For the first time in the better part of a century, you can enter one of San Diego’s best-known and most beloved landmarks—and it’s only a short trip from the stoop of the Sofia Hotel!

For close to eight decades, the San Diego Museum of Man’s iconic California Tower was closed to the public. After several years of work, however, the museum—a century-old fixture of Balboa Park—got the thumbs-up from the city to reopen the beautiful spire on January 1, 2015. Now’s your chance to nab an up-close and personal look at this instantly recognizable architectural showstopper!

The Backstory

The tower and the rest of the California Building that the Museum of Man calls home come soaked in history. Schemed up by architect Bertram Goodhue, the Spanish-Colonial structure formed, as part of the Plaza de California, the entranceway to the 1915 Panama-California Exposition, held on the occasion of the Panama Canal’s opening. Its elaborate stone façade includes some striking clay- and plaster-carved statues and busts of noted figures—among them Junipero Serra, who founded California’s first Spanish missions; Juan Rodrigues Cabrillo, the first European to enter San Diego Bay; and Gaspar de Portola, Southern California’s first Spanish governor. The California Tower itself combines Spanish and Mexican elements in its three-tiered, 198-foot loom, which includes an electric carillon that chimes on the quarter-hour.

The California Tower enjoys added fame for its small but notable role in cinema history. It and the California Building appeared as the fictional Xanadu mansion in the opening newsreel scene of Orson Welles’s 1941 masterpiece Citizen Kane. For movie buffs, that’s reason enough to visit!

Inside the Tower

You can only enter the California Tower on a guided tour, which lasts 40 minutes and ascends 125 steps to the public viewing deck on the eighth floor. To learn more about how the tour works and its stipulations, check out the Museum of Man’s website.

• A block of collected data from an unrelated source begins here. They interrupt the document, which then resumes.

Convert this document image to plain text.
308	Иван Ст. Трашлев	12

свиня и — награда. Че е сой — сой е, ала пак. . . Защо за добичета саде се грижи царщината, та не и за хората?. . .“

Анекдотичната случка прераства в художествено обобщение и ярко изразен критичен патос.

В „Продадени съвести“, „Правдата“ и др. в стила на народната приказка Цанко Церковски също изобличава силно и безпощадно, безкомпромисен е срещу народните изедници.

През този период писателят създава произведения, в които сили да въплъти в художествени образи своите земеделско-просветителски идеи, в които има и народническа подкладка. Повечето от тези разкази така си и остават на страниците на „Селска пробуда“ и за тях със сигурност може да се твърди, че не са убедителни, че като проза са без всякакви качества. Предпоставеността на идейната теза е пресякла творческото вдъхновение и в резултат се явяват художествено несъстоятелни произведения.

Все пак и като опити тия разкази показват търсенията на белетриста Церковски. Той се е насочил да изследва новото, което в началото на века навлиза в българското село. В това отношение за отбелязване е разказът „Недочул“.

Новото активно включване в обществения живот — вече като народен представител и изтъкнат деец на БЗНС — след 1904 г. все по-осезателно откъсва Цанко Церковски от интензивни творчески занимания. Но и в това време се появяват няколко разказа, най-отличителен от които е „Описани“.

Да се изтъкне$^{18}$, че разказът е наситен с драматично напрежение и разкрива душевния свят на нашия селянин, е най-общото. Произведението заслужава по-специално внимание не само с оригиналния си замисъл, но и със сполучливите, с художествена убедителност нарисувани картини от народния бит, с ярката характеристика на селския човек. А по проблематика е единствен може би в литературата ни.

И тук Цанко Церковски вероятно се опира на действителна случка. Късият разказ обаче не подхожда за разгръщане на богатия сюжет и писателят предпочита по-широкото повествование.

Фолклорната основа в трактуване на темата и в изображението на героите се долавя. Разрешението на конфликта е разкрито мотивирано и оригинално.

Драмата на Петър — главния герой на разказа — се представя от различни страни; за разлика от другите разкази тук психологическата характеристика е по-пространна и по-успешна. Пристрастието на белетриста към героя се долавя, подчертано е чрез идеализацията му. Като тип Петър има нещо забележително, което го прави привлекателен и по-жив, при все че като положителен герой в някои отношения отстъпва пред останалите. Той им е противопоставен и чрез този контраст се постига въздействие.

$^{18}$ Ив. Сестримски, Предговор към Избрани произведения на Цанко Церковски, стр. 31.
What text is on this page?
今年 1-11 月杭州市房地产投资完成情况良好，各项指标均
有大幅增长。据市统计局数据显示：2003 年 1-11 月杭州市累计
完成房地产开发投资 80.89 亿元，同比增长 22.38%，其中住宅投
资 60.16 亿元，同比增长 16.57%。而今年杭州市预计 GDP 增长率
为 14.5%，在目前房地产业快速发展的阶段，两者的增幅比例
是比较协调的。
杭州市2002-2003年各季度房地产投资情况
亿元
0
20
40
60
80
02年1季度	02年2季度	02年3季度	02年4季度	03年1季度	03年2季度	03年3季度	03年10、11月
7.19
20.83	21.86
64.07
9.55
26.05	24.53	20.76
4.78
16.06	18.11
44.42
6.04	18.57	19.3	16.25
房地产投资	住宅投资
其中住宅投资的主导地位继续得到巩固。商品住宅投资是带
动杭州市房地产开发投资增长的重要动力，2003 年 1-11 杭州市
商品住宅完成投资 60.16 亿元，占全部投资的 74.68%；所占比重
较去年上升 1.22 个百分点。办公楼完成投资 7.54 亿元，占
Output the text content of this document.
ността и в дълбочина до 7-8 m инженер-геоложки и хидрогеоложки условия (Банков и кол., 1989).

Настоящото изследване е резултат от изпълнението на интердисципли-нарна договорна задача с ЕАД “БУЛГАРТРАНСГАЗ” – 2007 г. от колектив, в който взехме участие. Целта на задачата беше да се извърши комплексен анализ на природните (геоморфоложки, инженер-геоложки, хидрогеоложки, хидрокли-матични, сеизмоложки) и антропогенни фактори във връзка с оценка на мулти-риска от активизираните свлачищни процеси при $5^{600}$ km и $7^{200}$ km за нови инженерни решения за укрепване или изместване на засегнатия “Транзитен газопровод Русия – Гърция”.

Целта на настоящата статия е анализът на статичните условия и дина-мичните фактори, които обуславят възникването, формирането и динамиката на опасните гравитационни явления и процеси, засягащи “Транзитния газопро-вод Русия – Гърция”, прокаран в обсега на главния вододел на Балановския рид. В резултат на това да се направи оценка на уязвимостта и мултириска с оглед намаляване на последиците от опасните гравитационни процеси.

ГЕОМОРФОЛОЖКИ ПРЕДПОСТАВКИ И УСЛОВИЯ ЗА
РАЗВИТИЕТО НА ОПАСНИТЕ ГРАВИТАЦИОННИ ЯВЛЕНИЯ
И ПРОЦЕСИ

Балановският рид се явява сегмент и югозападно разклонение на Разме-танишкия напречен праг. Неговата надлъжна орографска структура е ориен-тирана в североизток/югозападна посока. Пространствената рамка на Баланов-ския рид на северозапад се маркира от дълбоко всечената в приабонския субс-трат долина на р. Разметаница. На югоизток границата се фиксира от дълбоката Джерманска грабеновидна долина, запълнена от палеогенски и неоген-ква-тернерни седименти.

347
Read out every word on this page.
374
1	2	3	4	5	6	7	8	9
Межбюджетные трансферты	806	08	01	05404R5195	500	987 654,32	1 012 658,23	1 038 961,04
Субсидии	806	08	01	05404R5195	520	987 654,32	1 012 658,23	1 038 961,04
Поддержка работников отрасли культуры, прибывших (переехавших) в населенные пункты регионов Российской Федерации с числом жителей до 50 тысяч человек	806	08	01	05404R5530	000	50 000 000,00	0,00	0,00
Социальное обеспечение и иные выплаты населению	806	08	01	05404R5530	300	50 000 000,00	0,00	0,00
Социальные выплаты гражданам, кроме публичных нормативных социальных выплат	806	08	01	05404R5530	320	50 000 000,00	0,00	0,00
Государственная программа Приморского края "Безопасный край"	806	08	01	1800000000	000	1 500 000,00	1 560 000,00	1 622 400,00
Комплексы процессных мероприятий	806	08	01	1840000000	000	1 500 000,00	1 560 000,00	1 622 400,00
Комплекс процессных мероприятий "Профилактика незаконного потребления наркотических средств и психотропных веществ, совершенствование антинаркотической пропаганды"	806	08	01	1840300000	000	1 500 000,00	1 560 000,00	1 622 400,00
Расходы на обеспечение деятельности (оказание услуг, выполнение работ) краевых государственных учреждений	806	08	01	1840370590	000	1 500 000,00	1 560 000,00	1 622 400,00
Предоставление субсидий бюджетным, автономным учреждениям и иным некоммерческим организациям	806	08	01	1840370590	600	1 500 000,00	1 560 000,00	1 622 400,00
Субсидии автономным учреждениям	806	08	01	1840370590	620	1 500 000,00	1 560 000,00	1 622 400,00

On a clear day, the prospect from the California Tower’s viewing deck is truly spectacular: They stretch from the Cuyamaca Mountains in the north down to Baja California’s Coronado Islands and beyond, and from the Lagunas westward over San Diego Bay and the Pacific.

Meanwhile the Museum of Man, which has been going strong since the Panama-California Exposition, is its own remarkable attraction—and admission’s included with a California Tower tour ticket!

Balboa Park and the California Tower are easily reached by public transportation or foot from the Sofia Hotel.